In October, Schulz told Postmedia that the government was aiming to be flexible before the end of the fiscal year and make sure that the cash was going where it was needed most, based on consultations.

‘Embarrassingly ineffective’

NDP children’s services critic Rakhi Pancholi said in a statement Wednesday the benefit will only give families temporary support.

“Parents need affordable child care every month, not just when the UCP has a budget to sell,” Pancholi said, adding the money was withheld for almost a year.

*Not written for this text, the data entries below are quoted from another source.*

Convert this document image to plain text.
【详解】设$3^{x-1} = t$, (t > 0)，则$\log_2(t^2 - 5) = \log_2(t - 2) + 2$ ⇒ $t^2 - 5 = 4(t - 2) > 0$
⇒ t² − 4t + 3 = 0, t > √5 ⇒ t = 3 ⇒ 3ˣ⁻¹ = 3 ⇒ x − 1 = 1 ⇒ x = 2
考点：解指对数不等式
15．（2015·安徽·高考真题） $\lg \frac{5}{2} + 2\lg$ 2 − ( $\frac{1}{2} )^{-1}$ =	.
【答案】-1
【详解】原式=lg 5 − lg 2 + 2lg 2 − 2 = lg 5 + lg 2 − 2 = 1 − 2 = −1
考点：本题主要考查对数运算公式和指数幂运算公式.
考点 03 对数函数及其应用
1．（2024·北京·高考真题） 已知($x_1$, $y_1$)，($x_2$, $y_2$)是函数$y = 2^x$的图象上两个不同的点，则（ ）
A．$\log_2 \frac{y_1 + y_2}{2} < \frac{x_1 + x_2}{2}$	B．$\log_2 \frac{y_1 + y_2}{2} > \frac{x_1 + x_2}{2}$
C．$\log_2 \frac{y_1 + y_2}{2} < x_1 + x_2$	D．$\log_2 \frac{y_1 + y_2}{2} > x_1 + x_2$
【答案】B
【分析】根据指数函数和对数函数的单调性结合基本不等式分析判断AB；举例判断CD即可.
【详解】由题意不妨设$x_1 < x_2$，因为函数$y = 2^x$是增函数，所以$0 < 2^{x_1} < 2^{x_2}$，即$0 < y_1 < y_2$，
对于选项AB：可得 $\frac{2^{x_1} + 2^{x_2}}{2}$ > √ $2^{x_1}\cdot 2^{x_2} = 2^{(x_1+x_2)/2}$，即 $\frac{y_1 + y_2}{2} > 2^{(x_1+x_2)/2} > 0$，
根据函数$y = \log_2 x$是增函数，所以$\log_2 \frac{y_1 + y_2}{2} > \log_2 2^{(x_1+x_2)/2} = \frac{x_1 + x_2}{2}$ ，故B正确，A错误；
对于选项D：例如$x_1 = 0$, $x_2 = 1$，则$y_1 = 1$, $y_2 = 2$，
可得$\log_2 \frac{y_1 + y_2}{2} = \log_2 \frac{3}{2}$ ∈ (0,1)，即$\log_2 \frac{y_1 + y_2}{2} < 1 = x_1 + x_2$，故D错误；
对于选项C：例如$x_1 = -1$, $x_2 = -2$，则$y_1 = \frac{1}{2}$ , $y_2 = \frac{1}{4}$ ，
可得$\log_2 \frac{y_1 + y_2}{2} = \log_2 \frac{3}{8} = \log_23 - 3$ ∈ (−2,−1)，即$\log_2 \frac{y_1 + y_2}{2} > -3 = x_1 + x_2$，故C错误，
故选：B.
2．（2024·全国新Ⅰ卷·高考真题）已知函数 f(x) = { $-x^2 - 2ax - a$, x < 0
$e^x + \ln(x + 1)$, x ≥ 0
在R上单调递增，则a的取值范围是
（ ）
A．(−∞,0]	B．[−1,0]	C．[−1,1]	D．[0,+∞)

“This is an embarrassingly ineffective way to address the crisis in child care. The economic imperative in this moment is to get Albertans back to work. No parent is going to be able to return to work or school based on half a month’s worth of child-care fees.”

The UCP began phasing out the former NDP government’s $25-a-day pilot program for early learning and child-care centres (ELCC), last year and introduced a revamped subsidy program.

The government estimated that 16,000 low-income families would pay less than $25 per day in child-care fees, some as low as $13 per day.

However, the subsidy will only be available to those families who make less than $75,000 per year in household income.

The NDP has estimated that bringing back its $25-per-day child-care program would cost $900 million per year, but economists have pointed out that such low-fee programs generate government revenue that can more than cover the additional system costs.

Throughout the pandemic last year, child-care centres in Alberta got three phases of restart funding from the province totalling $17.8 million.